The concert series will open today at 7pm in the Zhongzheng Auditorium with the Polish klezmer group Kroke. Klezmer is a music that originated among Ashkenazic Jews in Eastern Europe and traveled with them to the US where it soaked up jazz influences. A new generation of klezmer musicians like Kroke are returning to the roots of the music, while also striking out into experimental music based on the traditional foundations. The group has collaborated with musicians such as Peter Gabriel and Nigel Kennedy, and its music has been used in a number of films, including David Lynch’s Inland Empire. Kroke was invited to the Migration Music Festival 10 years ago when the festival was inaugurated, and the invitation has stood for a decade. This is first time the group has been able to accept.
Photos courtesy of Trees Music and Art
Kroke will be followed tonight by the ever-popular Urna Chahar-Tugchi from Inner Mongolia, who has been a regular participant in the festival. This year, Urna will perform some of her most recent work. Following her concert there will be a screening of The Two Horses of Genghis Khan, a film that documents Urna’s exploration of her past — including the tumult of the Cultural Revolution that resulted in a catastrophic loss of Mongolian cultural heritage — and a search for lost verses of a traditional melody.
Another minority group from China is represented by Mamuer Rayeskan from the Xinjiang Uygur Autonomous Region.

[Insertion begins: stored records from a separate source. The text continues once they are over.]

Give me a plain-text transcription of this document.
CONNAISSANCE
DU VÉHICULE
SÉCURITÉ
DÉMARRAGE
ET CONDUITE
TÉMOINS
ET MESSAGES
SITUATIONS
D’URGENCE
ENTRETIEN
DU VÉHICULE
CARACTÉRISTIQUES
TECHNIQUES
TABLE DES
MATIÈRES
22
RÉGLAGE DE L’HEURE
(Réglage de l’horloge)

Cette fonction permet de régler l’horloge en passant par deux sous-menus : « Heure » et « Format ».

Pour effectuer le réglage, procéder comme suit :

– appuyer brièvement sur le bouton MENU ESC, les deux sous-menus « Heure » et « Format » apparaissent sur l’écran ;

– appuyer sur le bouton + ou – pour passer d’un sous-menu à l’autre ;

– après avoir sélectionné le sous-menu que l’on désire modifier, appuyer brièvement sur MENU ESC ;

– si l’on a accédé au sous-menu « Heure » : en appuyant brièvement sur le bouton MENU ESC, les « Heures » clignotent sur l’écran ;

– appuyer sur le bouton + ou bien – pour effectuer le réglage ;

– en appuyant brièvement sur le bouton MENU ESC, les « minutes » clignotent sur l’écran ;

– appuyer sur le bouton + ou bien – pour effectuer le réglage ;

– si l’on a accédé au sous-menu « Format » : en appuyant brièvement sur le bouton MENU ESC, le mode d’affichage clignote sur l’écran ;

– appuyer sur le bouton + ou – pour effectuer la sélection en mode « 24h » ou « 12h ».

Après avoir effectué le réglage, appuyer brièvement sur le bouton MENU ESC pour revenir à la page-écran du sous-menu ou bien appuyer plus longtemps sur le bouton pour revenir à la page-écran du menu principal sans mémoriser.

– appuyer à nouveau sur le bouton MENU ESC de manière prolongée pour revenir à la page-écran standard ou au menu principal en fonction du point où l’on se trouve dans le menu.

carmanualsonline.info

Rayeskan, a self-confessed fan of Yes, Pink Floyd and King Crimson, blends these Western influences into traditional Xinjiang music, swapping between guitar, piano and traditional instruments like the dombra, a kind of lute. His performance, tomorrow at 4pm, will be preceded by that of the blind Chinese poet/singer Zhou Yunpeng (周雲蓬), which begins at 2pm.
Tomorrow evening, Taiwan Aboriginal singer Ngner-ngner (林廣財) — a member of the group Flying Fish and Cloud Panther (飛魚雲豹音樂工團) — will open at 7:30pm, followed by Polish singer/song writer Gabriela Kulka, whose mix of classical music, rock and pop has proved popular enough to win her a release through EMI.
Sunday will see two very different local artists perform, with composer and pianist Hsieh Chieh-ting (謝杰廷) opening proceedings at 2pm. He will be joined by Japanese guitarist Ken Ohtake, bassist Toru Hayakawa and erhu player Huang Si-nung (黃思農). Hsieh will be followed at 3pm by A-hsiang (阿翔), best known as the frontman for Luantan (亂彈), a leading underground band of the 1990s. He now has a successful solo career, mesmerizing fans “by his intensity and a unique voice that strikes at the heart of desolation and bleakness,” according to publicity material.
The festival will close with a concert by Thai folk rock group Caravan at 4:30pm. Its “songs for life” were closely identified with that country’s democracy movement of the 1970s. Caravan will also perform at the Chiayi Performing Arts Center (嘉義縣表演藝術中心演藝廳) at 3pm tomorrow. Thai nationals will be given a discount, with tickets available for NT$100 for both concerts with an accompanying stub from the Thai-language version of the 4-Way Voice newspaper. For the second concert of the evening, Rayeskan will perform with the Kazakh Iz Band. The style of the performance, according to organizers Tree Music and Arts, will be very different from Rayeskan’s solo show tomorrow.